İşte bu durum kolektif devrimci için mücadelenin açık zoru içermesi gibi düzen ideolojisine karşı etkili bir mücadeleyi de zorunlu kılar. Eğitimden kültüre, ahlaktan hukuka, estetikten bilim ve felsefeye kadar çok geniş bir alanda hem de… Elbette bunların her biri farklı yol ve yöntemlerle, araçlarla yürütülmek durumundadır. Pratik karşılıklarını süreklileştirebildiğimiz ölçüde, kolektifin özneleri olarak, kendi bilincimizi ileriye sıçrattığımız kadar nesnel gerçeklikte de değişimi yaratırız. Mao yoldaşın ‚ “Nasıl nesnel gerçeklik dünyasındaki değişme hareketinin sonu yoksa insanın pratik aracılığıyla gerçeği öğrenmesinin de sonu yoktur (…) Bizim vardığımız sonuç, öznel olanla nesnel olanın, teoriyle pratiğin ve bilme ile yapmanın somut tarihi, birliğidir” sözleri bunun ifadesidir.
Özcesi kolektif devrimci öğrenme tutkusunu canlı tutabilen, bilgisini kitlelerle iç içeliği koruyarak pratikte zenginleştiren, bilgisini doğrulayıp değişim ve dönüşümü çok yönlü yaratabilendir. Söz konusu devrimciliğin önemli bir parçası da kendisi ve kolektif ile bir gelişme dinamiği olarak kritik yapmayı; eleştiri-özeleştiriyi eksik etmemektir. İlerlemek, kendini düzenden tam anlamıyla koparabilmek ve kolektifin misyonuna uygun bir rol oynayabilmek için bu elzemdir. Mao yoldaş‚ “ilk iş mücadele, ikincisi eleştiri, üçüncüsü dönüşümdür.
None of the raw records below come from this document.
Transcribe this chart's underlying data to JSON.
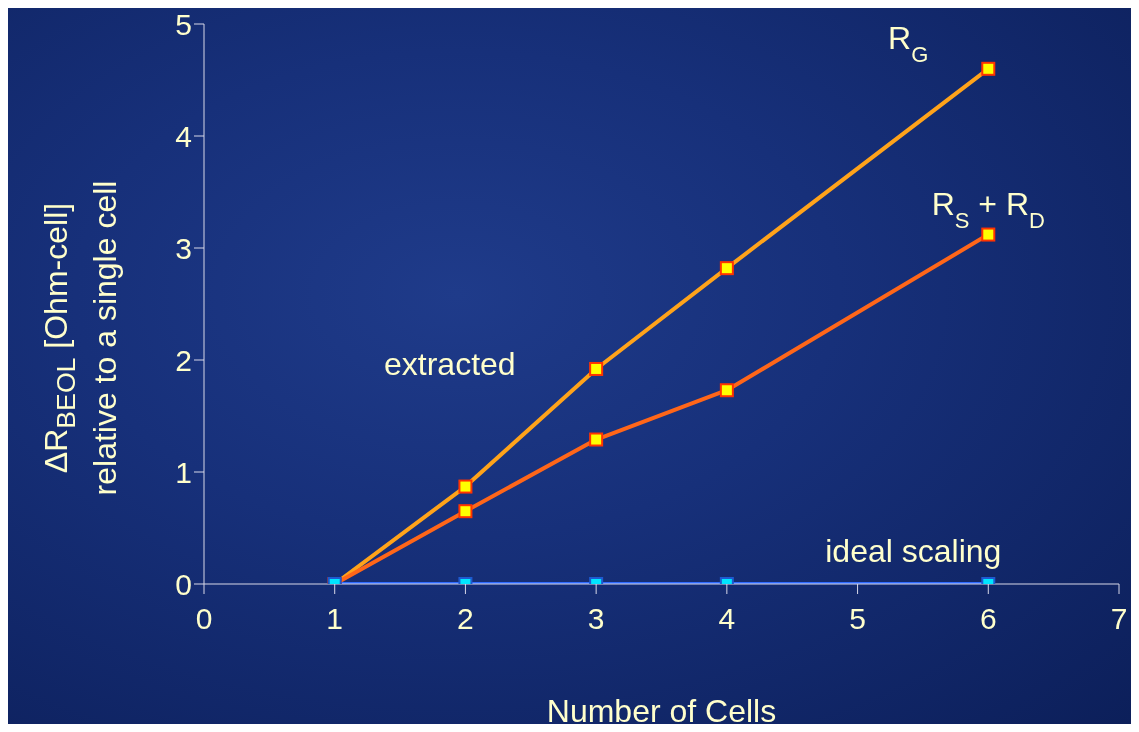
{
  "chart_data": {
    "type": "line",
    "xlabel": "Number  of Cells",
    "ylabel": "ΔR$_{BEOL}$ [Ohm-cell]\nrelative to a single cell",
    "x": [
      1,
      2,
      3,
      4,
      6
    ],
    "series": [
      {
        "name": "R$_{G}$",
        "color": "#ffa31a",
        "values": [
          0,
          0.87,
          1.92,
          2.82,
          4.6
        ]
      },
      {
        "name": "R$_{S}$ + R$_{D}$",
        "color": "#ff6619",
        "values": [
          0,
          0.65,
          1.29,
          1.73,
          3.12
        ]
      },
      {
        "name": "ideal scaling",
        "color": "#2f6bff",
        "values": [
          0,
          0,
          0,
          0,
          0
        ]
      }
    ],
    "annotations": [
      "extracted"
    ],
    "xlim": [
      0,
      7
    ],
    "xticks": [
      0,
      1,
      2,
      3,
      4,
      5,
      6,
      7
    ],
    "ylim": [
      0,
      5
    ],
    "yticks": [
      0,
      1,
      2,
      3,
      4,
      5
    ],
    "grid": false,
    "legend": false,
    "marker": "square",
    "line_style": "solid"
  }
}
Mücadele yıkım demektir. Dönüşüm yeni bir şey inşa etmektir.” der. Bireysel olarak da kolektif olarak da geçerliliği itiraz götürmez bir tespittir bu.
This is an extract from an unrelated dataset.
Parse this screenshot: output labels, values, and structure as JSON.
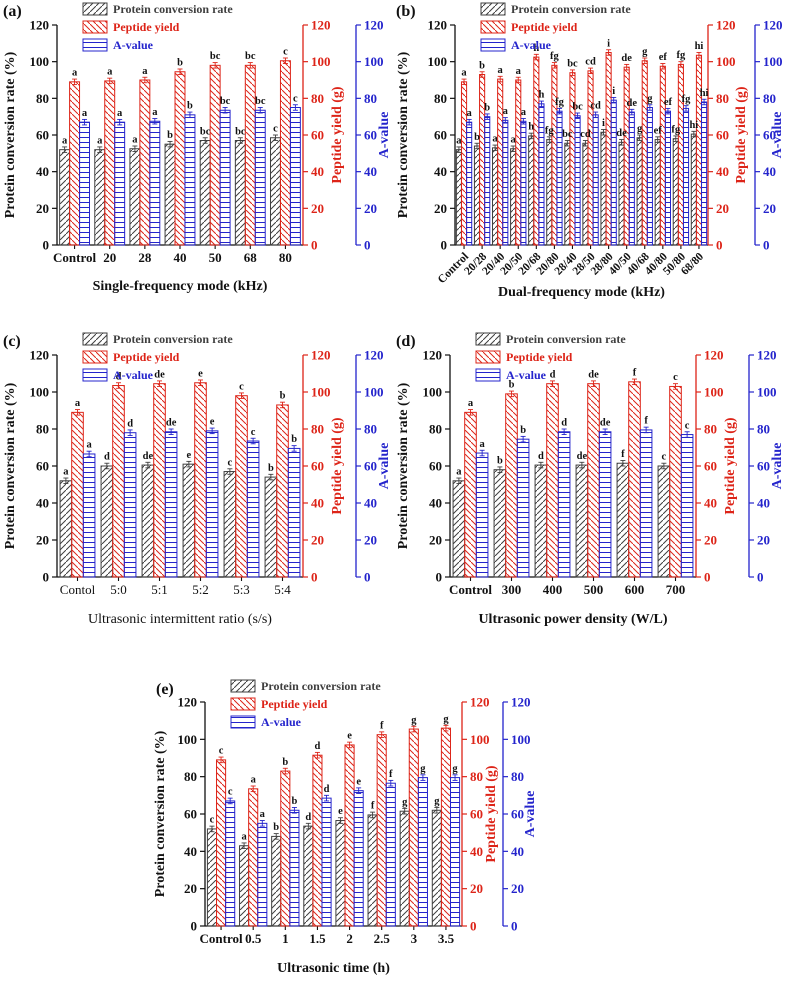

Yaşanan ciddi sorunlarımızın üstünden gelmede, kolektif iradeye kendimizi en aktif şekilde katma noktasında ‘neredeyiz-neredeyim’ sorusu oldukça günceldir bugün. İş yapmada, sahiplenmede emekçi özelliğimizi öne çıkarabildiğimiz ölçüde; yoldaşlık duygusunu karşılıklı hissetme-hissettirmeyi önemsediğimiz ve doğallaştırdığımız; inisiyatifimizi ve yaratıcılığımızı kullanıp geliştirdiğimiz sürece; ideallerimize-kolektifimize bağlılığımıza pratik karşılıklar oluşturduğumuz ölçüde; kendimizle, yoldaşlarımızla, toplumla ve yaşamla barışık olmanın umutlu coşkusu, sevinci, mutluluğu, kazanma inancı ve direnci hiç de uzak olmayacaktır bize.
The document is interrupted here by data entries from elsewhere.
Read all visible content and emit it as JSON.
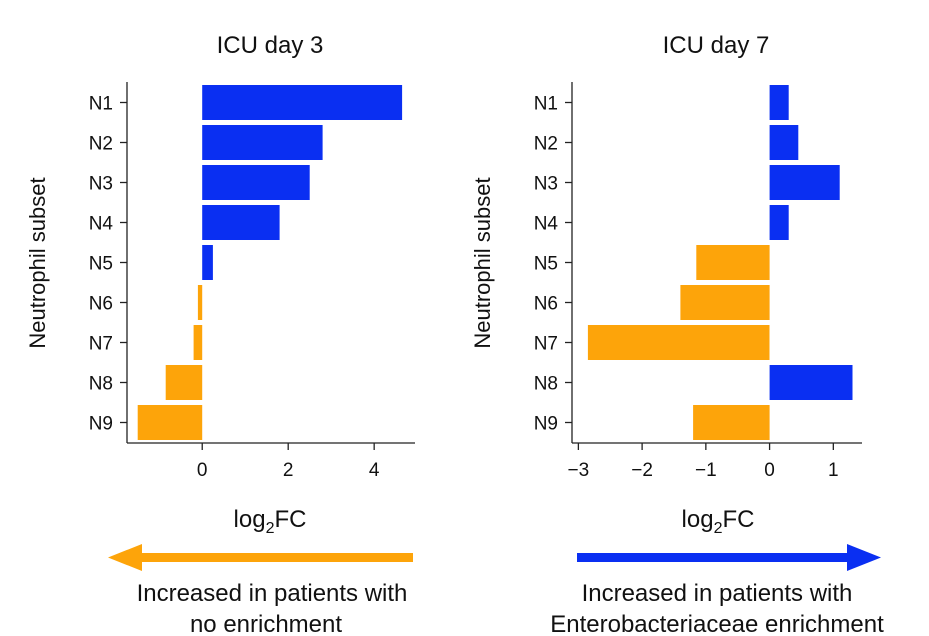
{
  "colors": {
    "positive": "#0a2ff2",
    "negative": "#fda40a",
    "axis": "#222222"
  },
  "chart_data": [
    {
      "type": "bar",
      "orientation": "horizontal",
      "title": "ICU day 3",
      "ylabel": "Neutrophil subset",
      "xlabel_main": "log",
      "xlabel_sub": "2",
      "xlabel_tail": "FC",
      "categories": [
        "N1",
        "N2",
        "N3",
        "N4",
        "N5",
        "N6",
        "N7",
        "N8",
        "N9"
      ],
      "values": [
        4.65,
        2.8,
        2.5,
        1.8,
        0.25,
        -0.1,
        -0.2,
        -0.85,
        -1.5
      ],
      "xticks": [
        0,
        2,
        4
      ],
      "xlim": [
        -1.75,
        4.95
      ]
    },
    {
      "type": "bar",
      "orientation": "horizontal",
      "title": "ICU day 7",
      "ylabel": "Neutrophil subset",
      "xlabel_main": "log",
      "xlabel_sub": "2",
      "xlabel_tail": "FC",
      "categories": [
        "N1",
        "N2",
        "N3",
        "N4",
        "N5",
        "N6",
        "N7",
        "N8",
        "N9"
      ],
      "values": [
        0.3,
        0.45,
        1.1,
        0.3,
        -1.15,
        -1.4,
        -2.85,
        1.3,
        -1.2
      ],
      "xticks": [
        -3,
        -2,
        -1,
        0,
        1
      ],
      "xlim": [
        -3.1,
        1.45
      ]
    }
  ],
  "arrows": [
    {
      "direction": "left",
      "color": "#fda40a",
      "line1": "Increased in patients with",
      "line2": "no enrichment"
    },
    {
      "direction": "right",
      "color": "#0a2ff2",
      "line1": "Increased in patients with",
      "line2": "Enterobacteriaceae enrichment"
    }
  ]
}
Unutmayalım ki kendimizi düzen dışına çıkarabildiğimiz her nokta kolektifimizin daha bir güçlendiği noktadır. Kendimizi gerçekleştiriş biçimimiz ve düzeyimiz kolektifimizde ve mücadelede yansısını bulur daima. Bu düzene ve onun yoz, asalak, insanı hiçleştiren, varlık olarak onu aşağılayan ve kendi çıkarlarının aracı kılan kültürünü, kendimizden ve toplum yaşamımızdan söküp atabiliriz. Onu yaratan düzeni tarihe gömebiliriz… Yeter ki geleceği istemekle, düşlemekle kalmayıp onun yaratımına hesapsız girebilelim. “Kültürel erozyon”un önüne bilinçle, kolektif irade ile bentler örüp halkın o yıkan ve yaratan büyük gücüne olan inancımızla yükseltebilmeliyiz mücadeleyi.